Chinese Brazilians (Portuguese: Sino-brasileiro or Chinês-brasileiro; Chinese: 巴西华人 or 巴西华裔) are people of Chinese ancestry who were born in or have immigrated to Brazil. The Chinese Brazilian population was estimated to be approximately 250,000.
It is known that there were Chinese in Brazil as far as the late 18th century. Rugendas painted a deciption o Chinese Tea planters in Rio de Janeiro during the period of the Portuguese Royal family in Brazil. In 1814 John VI of Portugal brought 300 Chinese from Macau to work in the Botanical Garden of Rio de Janeiro.

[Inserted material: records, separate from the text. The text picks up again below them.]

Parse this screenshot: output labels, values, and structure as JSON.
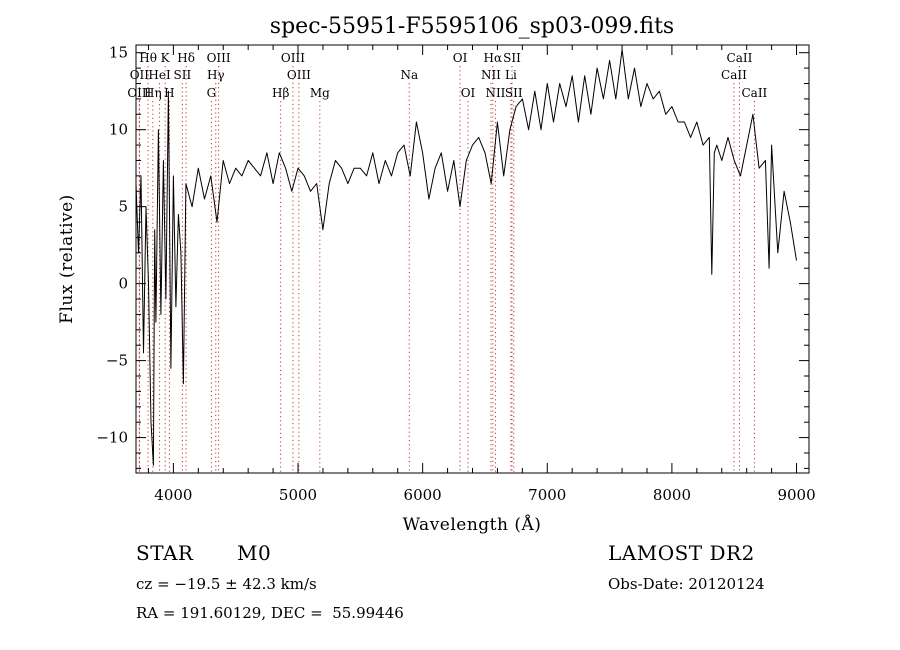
{
  "chart_data": {
    "type": "line",
    "title": "spec-55951-F5595106_sp03-099.fits",
    "xlabel": "Wavelength (Å)",
    "ylabel": "Flux (relative)",
    "xlim": [
      3700,
      9100
    ],
    "ylim": [
      -12.3,
      15.5
    ],
    "x_ticks": [
      4000,
      5000,
      6000,
      7000,
      8000,
      9000
    ],
    "y_ticks": [
      -10,
      -5,
      0,
      5,
      10,
      15
    ],
    "tick_labels_x": [
      "4000",
      "5000",
      "6000",
      "7000",
      "8000",
      "9000"
    ],
    "tick_labels_y": [
      "−10",
      "−5",
      "0",
      "5",
      "10",
      "15"
    ],
    "grid": false,
    "series": [
      {
        "x": [
          3700,
          3720,
          3740,
          3760,
          3780,
          3800,
          3820,
          3840,
          3850,
          3860,
          3880,
          3900,
          3920,
          3940,
          3960,
          3980,
          4000,
          4020,
          4040,
          4060,
          4080,
          4100,
          4150,
          4200,
          4250,
          4300,
          4350,
          4400,
          4450,
          4500,
          4550,
          4600,
          4650,
          4700,
          4750,
          4800,
          4850,
          4900,
          4950,
          5000,
          5050,
          5100,
          5150,
          5200,
          5250,
          5300,
          5350,
          5400,
          5450,
          5500,
          5550,
          5600,
          5650,
          5700,
          5750,
          5800,
          5850,
          5900,
          5950,
          6000,
          6050,
          6100,
          6150,
          6200,
          6250,
          6300,
          6350,
          6400,
          6450,
          6500,
          6550,
          6600,
          6650,
          6700,
          6750,
          6800,
          6850,
          6900,
          6950,
          7000,
          7050,
          7100,
          7150,
          7200,
          7250,
          7300,
          7350,
          7400,
          7450,
          7500,
          7550,
          7600,
          7650,
          7700,
          7750,
          7800,
          7850,
          7900,
          7950,
          8000,
          8050,
          8100,
          8150,
          8200,
          8250,
          8300,
          8320,
          8340,
          8360,
          8400,
          8450,
          8500,
          8550,
          8600,
          8650,
          8700,
          8750,
          8780,
          8800,
          8850,
          8900,
          8950,
          9000
        ],
        "y": [
          6.5,
          2.0,
          7.0,
          -4.5,
          5.0,
          0.0,
          -9.0,
          -11.8,
          3.5,
          -2.5,
          10.0,
          -2.0,
          8.0,
          -1.0,
          12.5,
          -5.5,
          7.0,
          -1.5,
          4.5,
          2.0,
          -6.5,
          6.5,
          5.0,
          7.5,
          5.5,
          7.0,
          4.0,
          8.0,
          6.5,
          7.5,
          7.0,
          8.0,
          7.5,
          7.0,
          8.5,
          6.5,
          8.5,
          7.5,
          6.0,
          7.5,
          7.0,
          6.0,
          6.5,
          3.5,
          6.5,
          8.0,
          7.5,
          6.5,
          7.5,
          7.5,
          7.0,
          8.5,
          6.5,
          8.0,
          7.0,
          8.5,
          9.0,
          7.0,
          10.5,
          8.5,
          5.5,
          7.5,
          8.5,
          6.0,
          8.0,
          5.0,
          8.0,
          9.0,
          9.5,
          8.5,
          6.5,
          10.5,
          7.0,
          10.0,
          11.5,
          12.0,
          10.0,
          12.5,
          10.0,
          13.0,
          10.5,
          13.0,
          11.5,
          13.5,
          10.5,
          13.5,
          11.0,
          14.0,
          12.0,
          14.5,
          12.0,
          15.2,
          12.0,
          14.0,
          11.5,
          13.0,
          12.0,
          12.5,
          11.0,
          11.5,
          10.5,
          10.5,
          9.5,
          10.5,
          9.0,
          9.5,
          0.6,
          8.5,
          9.0,
          8.0,
          9.5,
          8.0,
          7.0,
          9.0,
          11.0,
          7.5,
          8.0,
          1.0,
          9.0,
          2.0,
          6.0,
          4.0,
          1.5
        ]
      }
    ],
    "line_markers": [
      {
        "label": "Hθ",
        "wavelength": 3797,
        "row": 1
      },
      {
        "label": "K",
        "wavelength": 3934,
        "row": 1
      },
      {
        "label": "Hδ",
        "wavelength": 4102,
        "row": 1
      },
      {
        "label": "OIII",
        "wavelength": 4363,
        "row": 1
      },
      {
        "label": "OIII",
        "wavelength": 4959,
        "row": 1
      },
      {
        "label": "OI",
        "wavelength": 6300,
        "row": 1
      },
      {
        "label": "Hα",
        "wavelength": 6563,
        "row": 1
      },
      {
        "label": "SII",
        "wavelength": 6717,
        "row": 1
      },
      {
        "label": "CaII",
        "wavelength": 8542,
        "row": 1
      },
      {
        "label": "OII",
        "wavelength": 3727,
        "row": 2
      },
      {
        "label": "HeI",
        "wavelength": 3889,
        "row": 2
      },
      {
        "label": "SII",
        "wavelength": 4072,
        "row": 2
      },
      {
        "label": "Hγ",
        "wavelength": 4340,
        "row": 2
      },
      {
        "label": "OIII",
        "wavelength": 5007,
        "row": 2
      },
      {
        "label": "Na",
        "wavelength": 5893,
        "row": 2
      },
      {
        "label": "NII",
        "wavelength": 6548,
        "row": 2
      },
      {
        "label": "Li",
        "wavelength": 6708,
        "row": 2
      },
      {
        "label": "CaII",
        "wavelength": 8498,
        "row": 2
      },
      {
        "label": "OIII",
        "wavelength": 3727,
        "row": 3
      },
      {
        "label": "Hη",
        "wavelength": 3835,
        "row": 3
      },
      {
        "label": "H",
        "wavelength": 3968,
        "row": 3
      },
      {
        "label": "G",
        "wavelength": 4305,
        "row": 3
      },
      {
        "label": "Hβ",
        "wavelength": 4861,
        "row": 3
      },
      {
        "label": "Mg",
        "wavelength": 5175,
        "row": 3
      },
      {
        "label": "OI",
        "wavelength": 6364,
        "row": 3
      },
      {
        "label": "NII",
        "wavelength": 6584,
        "row": 3
      },
      {
        "label": "SII",
        "wavelength": 6731,
        "row": 3
      },
      {
        "label": "CaII",
        "wavelength": 8662,
        "row": 3
      }
    ],
    "line_marker_colors": {
      "line": "#c0392b",
      "dots": "#7a1f1f"
    }
  },
  "info": {
    "object_class": "STAR",
    "subclass": "M0",
    "survey": "LAMOST DR2",
    "redshift": "cz = −19.5 ± 42.3 km/s",
    "obs_date": "Obs-Date: 20120124",
    "coords": "RA = 191.60129, DEC =  55.99446"
  }
}
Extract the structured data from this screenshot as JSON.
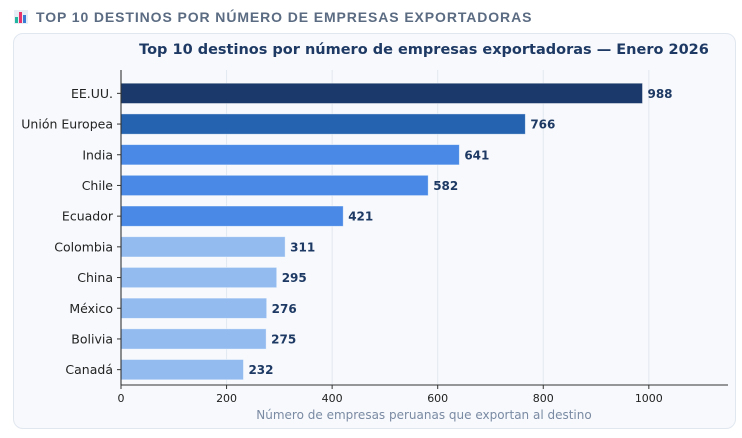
{
  "header": {
    "icon": "bar-chart-icon",
    "title": "TOP 10 DESTINOS POR NÚMERO DE EMPRESAS EXPORTADORAS"
  },
  "colors": {
    "tier1": "#1b3a6b",
    "tier2": "#2563b0",
    "tier3": "#4a8ae6",
    "tier4": "#93bbf0",
    "value_label": "#1e3a64"
  },
  "chart_data": {
    "type": "bar",
    "orientation": "horizontal",
    "title": "Top 10 destinos por número de empresas exportadoras — Enero 2026",
    "xlabel": "Número de empresas peruanas que exportan al destino",
    "ylabel": "",
    "categories": [
      "EE.UU.",
      "Unión Europea",
      "India",
      "Chile",
      "Ecuador",
      "Colombia",
      "China",
      "México",
      "Bolivia",
      "Canadá"
    ],
    "values": [
      988,
      766,
      641,
      582,
      421,
      311,
      295,
      276,
      275,
      232
    ],
    "color_tiers": [
      "tier1",
      "tier2",
      "tier3",
      "tier3",
      "tier3",
      "tier4",
      "tier4",
      "tier4",
      "tier4",
      "tier4"
    ],
    "xlim": [
      0,
      1150
    ],
    "xticks": [
      0,
      200,
      400,
      600,
      800,
      1000
    ],
    "xtick_labels": [
      "0",
      "200",
      "400",
      "600",
      "800",
      "1000"
    ],
    "grid": "vertical",
    "data_labels": true,
    "legend": "none"
  }
}
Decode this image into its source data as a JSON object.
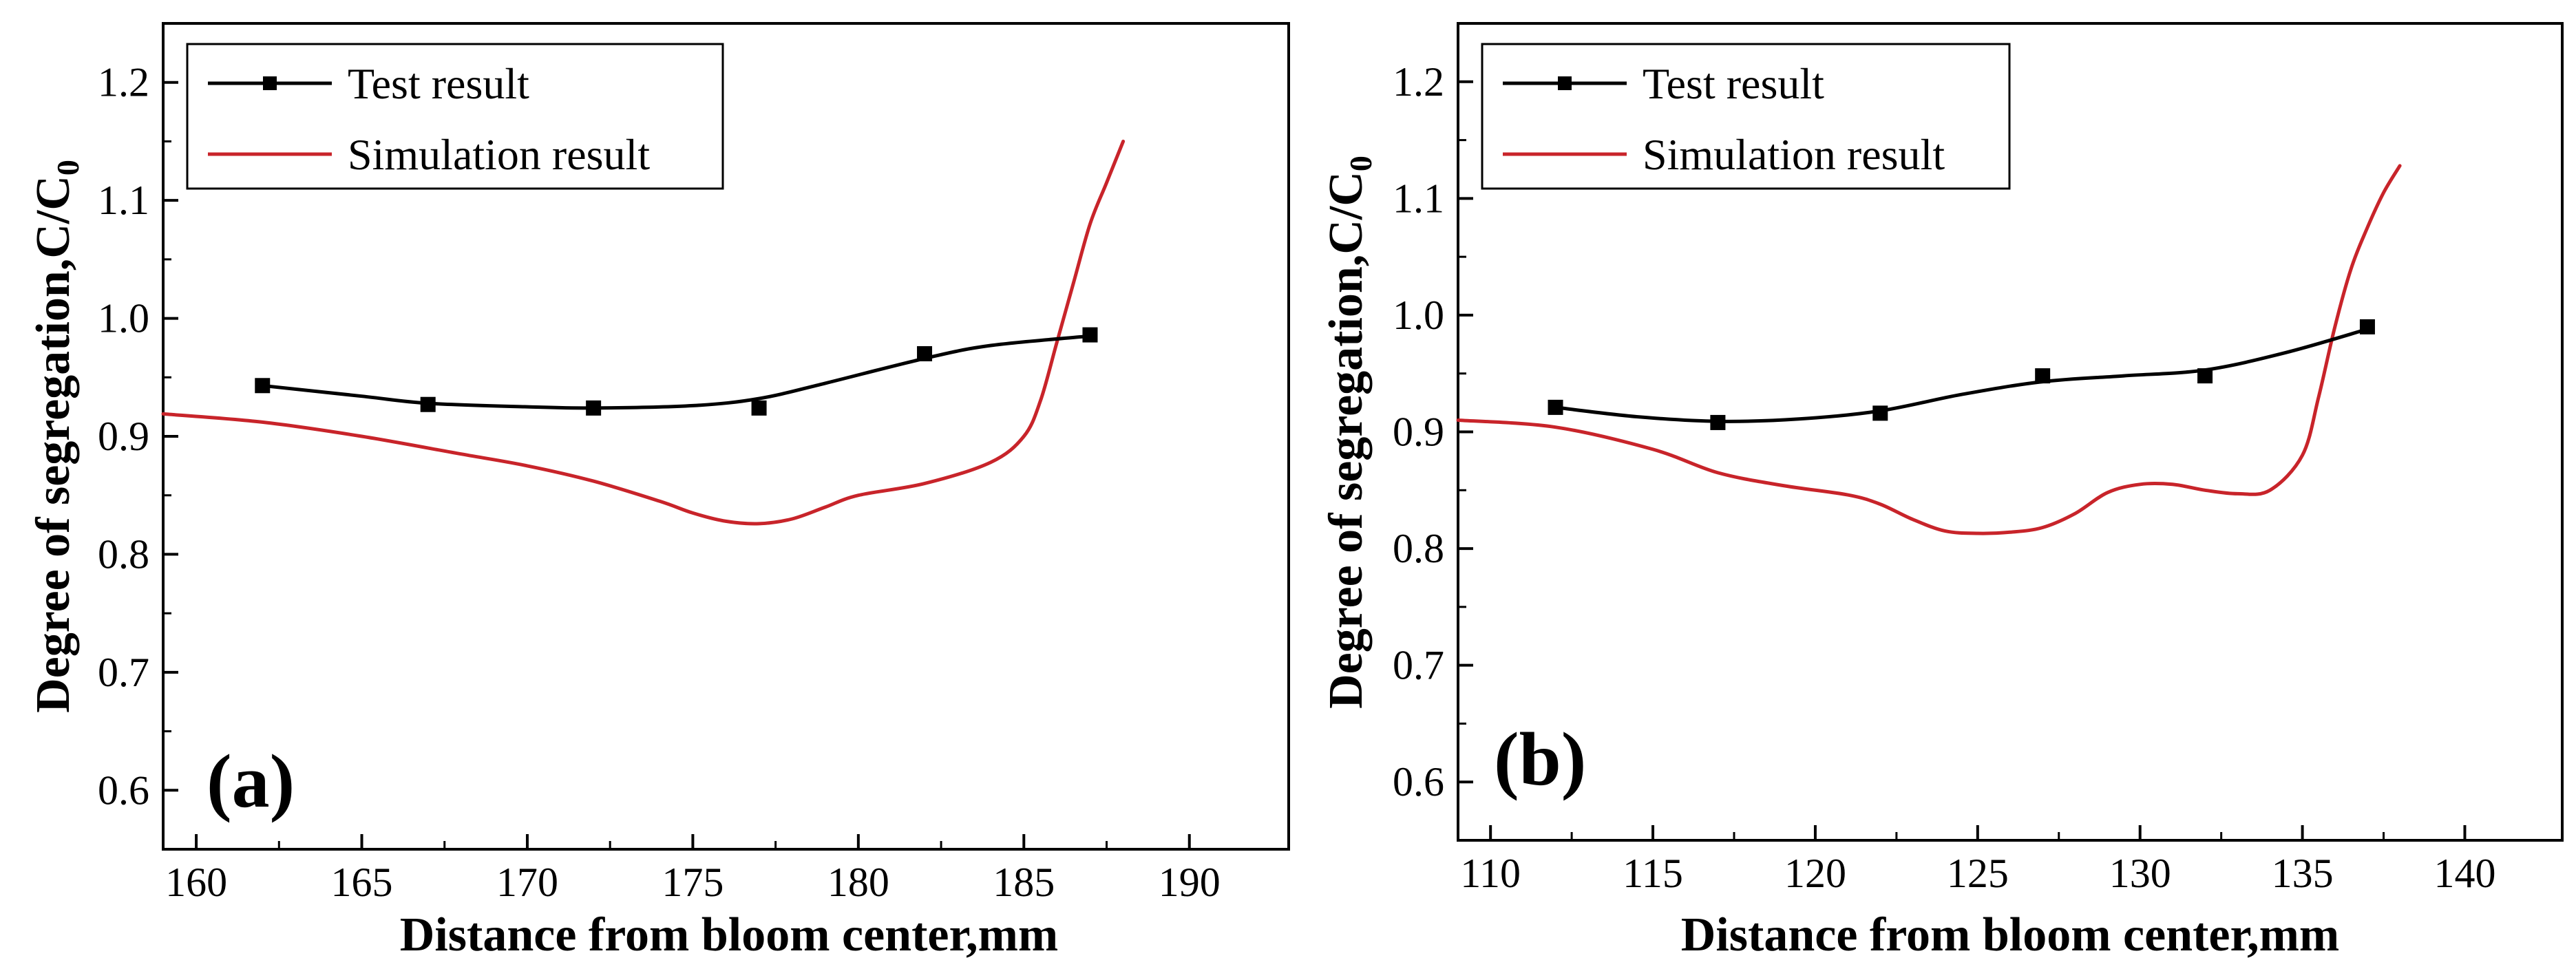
{
  "chart_data": [
    {
      "type": "line",
      "panel_label": "(a)",
      "xlabel": "Distance from bloom center,mm",
      "ylabel": "Degree of segregation,C/C",
      "ylabel_subscript": "0",
      "xlim": [
        159,
        193
      ],
      "ylim": [
        0.55,
        1.25
      ],
      "xticks": [
        160,
        165,
        170,
        175,
        180,
        185,
        190
      ],
      "yticks": [
        0.6,
        0.7,
        0.8,
        0.9,
        1.0,
        1.1,
        1.2
      ],
      "xtick_labels": [
        "160",
        "165",
        "170",
        "175",
        "180",
        "185",
        "190"
      ],
      "ytick_labels": [
        "0.6",
        "0.7",
        "0.8",
        "0.9",
        "1.0",
        "1.1",
        "1.2"
      ],
      "legend": {
        "position": "top-left"
      },
      "series": [
        {
          "name": "Test result",
          "color": "#000000",
          "style": "line-square-markers",
          "x": [
            162,
            167,
            172,
            177,
            182,
            187
          ],
          "y": [
            0.943,
            0.927,
            0.924,
            0.924,
            0.97,
            0.986
          ],
          "curve_x": [
            162,
            165,
            167,
            170,
            172,
            175,
            177,
            179,
            182,
            184,
            187
          ],
          "curve_y": [
            0.943,
            0.934,
            0.928,
            0.925,
            0.924,
            0.926,
            0.932,
            0.945,
            0.966,
            0.977,
            0.985
          ]
        },
        {
          "name": "Simulation result",
          "color": "#c8242a",
          "style": "line",
          "x": [
            159,
            162,
            165,
            168,
            170,
            172,
            174,
            175,
            176,
            177,
            178,
            179,
            180,
            182,
            184,
            185,
            185.5,
            186,
            186.5,
            187,
            187.5,
            188
          ],
          "y": [
            0.919,
            0.912,
            0.9,
            0.885,
            0.875,
            0.862,
            0.845,
            0.835,
            0.828,
            0.826,
            0.83,
            0.84,
            0.85,
            0.86,
            0.878,
            0.9,
            0.93,
            0.98,
            1.03,
            1.08,
            1.115,
            1.15
          ]
        }
      ]
    },
    {
      "type": "line",
      "panel_label": "(b)",
      "xlabel": "Distance from bloom center,mm",
      "ylabel": "Degree of segregation,C/C",
      "ylabel_subscript": "0",
      "xlim": [
        109,
        143
      ],
      "ylim": [
        0.55,
        1.25
      ],
      "xticks": [
        110,
        115,
        120,
        125,
        130,
        135,
        140
      ],
      "yticks": [
        0.6,
        0.7,
        0.8,
        0.9,
        1.0,
        1.1,
        1.2
      ],
      "xtick_labels": [
        "110",
        "115",
        "120",
        "125",
        "130",
        "135",
        "140"
      ],
      "ytick_labels": [
        "0.6",
        "0.7",
        "0.8",
        "0.9",
        "1.0",
        "1.1",
        "1.2"
      ],
      "legend": {
        "position": "top-left"
      },
      "series": [
        {
          "name": "Test result",
          "color": "#000000",
          "style": "line-square-markers",
          "x": [
            112,
            117,
            122,
            127,
            132,
            137
          ],
          "y": [
            0.921,
            0.908,
            0.916,
            0.948,
            0.948,
            0.99
          ],
          "curve_x": [
            112,
            114.5,
            117,
            119.5,
            122,
            124.5,
            127,
            129.5,
            132,
            134.5,
            137
          ],
          "curve_y": [
            0.921,
            0.913,
            0.909,
            0.911,
            0.918,
            0.932,
            0.943,
            0.948,
            0.953,
            0.968,
            0.988
          ]
        },
        {
          "name": "Simulation result",
          "color": "#c8242a",
          "style": "line",
          "x": [
            109,
            112,
            115,
            117,
            119,
            121,
            122,
            123,
            124,
            125,
            126,
            127,
            128,
            129,
            130,
            131,
            132,
            133,
            134,
            135,
            135.5,
            136,
            136.5,
            137,
            137.5,
            138
          ],
          "y": [
            0.91,
            0.904,
            0.885,
            0.865,
            0.854,
            0.846,
            0.838,
            0.825,
            0.815,
            0.813,
            0.814,
            0.818,
            0.83,
            0.848,
            0.855,
            0.855,
            0.85,
            0.847,
            0.85,
            0.88,
            0.93,
            0.99,
            1.04,
            1.075,
            1.105,
            1.128
          ]
        }
      ]
    }
  ]
}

São Paulo has the largest Chinese Brazilian population, in particular on the district of Liberdade. Besides being an area famous for its strong Japanese presence, a significant number of Taiwanese immigrants have settled in Liberdade, and many Chinese immigrants have come to Liberdade following the Communist revolution in 1949. Many Cantonese from Hong Kong and Portuguese-speaking Macau, including some Macanese of mixed Chinese and Portuguese descent, have also settled in Brazil. These Macau immigrants can usually speak and understand Portuguese (its Creole, Macanese or Patuá, is also spoken), allowing them to adjust more easily to life in Brazil. Today, Chinese Brazilians are usually bilingual with Portuguese and Chinese.